Joanna started to giggle and it caused me to do the same. We were trying to stifle our laughter in the middle of the restaurant as she held her daughter in her lap. I cupped my hand over my mouth and bit down on my lip, trying desperately to not howl out into the room.

Laughter with Joanna was always cathartic, even though it was tinged with a bit of sadness.

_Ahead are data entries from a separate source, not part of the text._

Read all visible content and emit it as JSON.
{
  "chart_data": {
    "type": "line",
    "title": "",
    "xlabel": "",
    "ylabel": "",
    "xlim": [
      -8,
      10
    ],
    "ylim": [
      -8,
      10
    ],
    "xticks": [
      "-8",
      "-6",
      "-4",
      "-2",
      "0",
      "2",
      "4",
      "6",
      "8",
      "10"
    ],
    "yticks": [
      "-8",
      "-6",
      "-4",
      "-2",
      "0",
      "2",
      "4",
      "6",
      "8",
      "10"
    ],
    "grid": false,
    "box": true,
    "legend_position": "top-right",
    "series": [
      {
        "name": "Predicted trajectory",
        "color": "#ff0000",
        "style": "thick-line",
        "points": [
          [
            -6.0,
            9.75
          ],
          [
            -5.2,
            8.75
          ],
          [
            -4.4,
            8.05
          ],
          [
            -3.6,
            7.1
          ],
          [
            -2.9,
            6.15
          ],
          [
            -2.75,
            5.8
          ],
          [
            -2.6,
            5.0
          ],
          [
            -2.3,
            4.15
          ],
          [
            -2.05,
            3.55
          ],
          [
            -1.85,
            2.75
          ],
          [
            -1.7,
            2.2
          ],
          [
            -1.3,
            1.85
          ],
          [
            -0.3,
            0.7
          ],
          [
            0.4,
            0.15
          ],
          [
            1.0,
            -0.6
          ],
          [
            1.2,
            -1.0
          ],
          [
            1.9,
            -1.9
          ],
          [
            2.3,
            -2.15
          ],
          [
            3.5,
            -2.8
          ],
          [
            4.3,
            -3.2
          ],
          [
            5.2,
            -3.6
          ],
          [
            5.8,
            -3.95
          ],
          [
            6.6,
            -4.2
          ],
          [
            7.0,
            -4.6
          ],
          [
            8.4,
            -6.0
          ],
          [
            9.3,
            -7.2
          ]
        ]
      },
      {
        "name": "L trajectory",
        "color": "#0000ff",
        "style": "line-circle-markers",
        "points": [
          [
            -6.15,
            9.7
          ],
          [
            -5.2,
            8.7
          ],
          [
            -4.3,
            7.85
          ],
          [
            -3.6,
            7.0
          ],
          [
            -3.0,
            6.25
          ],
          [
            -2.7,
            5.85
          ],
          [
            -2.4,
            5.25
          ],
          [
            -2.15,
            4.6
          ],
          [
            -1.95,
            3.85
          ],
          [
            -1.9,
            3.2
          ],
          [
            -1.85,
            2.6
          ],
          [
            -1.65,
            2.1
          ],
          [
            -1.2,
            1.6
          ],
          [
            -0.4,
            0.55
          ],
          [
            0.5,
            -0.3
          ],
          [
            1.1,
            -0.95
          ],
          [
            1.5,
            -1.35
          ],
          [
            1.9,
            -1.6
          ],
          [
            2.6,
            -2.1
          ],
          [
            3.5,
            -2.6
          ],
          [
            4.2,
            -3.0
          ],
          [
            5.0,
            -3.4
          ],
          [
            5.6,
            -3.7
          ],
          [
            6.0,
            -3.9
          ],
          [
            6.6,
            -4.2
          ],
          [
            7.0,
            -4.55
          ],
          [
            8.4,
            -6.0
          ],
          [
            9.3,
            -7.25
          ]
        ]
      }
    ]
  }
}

“Do you know what I say to all of this?” Joanna asked.

“What’s that?” I asked.

“Do what you want. If you want to love Graham, then love him. If you want to get married, then talk to him about it. If you want to live with him or on your own or in a mole hill on top of a mountain, talk to him. But whatever you decide to do, talk to the man, Libby. Stop keeping him in the dark.”

“Okay,” I said as I nodded my head. “Okay. I’ll talk to Graham.”

“Good. Now, what’s the gender of this child you’re carrying?” she asked.

“We still don’t know.”

“What!?”

“Yeah. Every time we go in for an ultrasound, she gets stubborn.”

“So you feel it’s a girl?”

“It seems more natural to call our child that, yes. But I’m really not sure.”

“A mother’s intuition is powerful. Never doubt it,” she said.

“Didn’t you use mother’s intuition to explain why you thought your child had cancer instead of colic?” I asked.

“Okay, don’t always trust your intuition. But it’s good sometimes.”

I giggled at my friend as I grabbed my water to drink.

“You’re going to be a fabulous mom, Libby.”

“I don’t know about all that,” I said. “But I can tell you I’m ready for the journey.”

“Then brace yourself, because it’s gonna be a doozy.”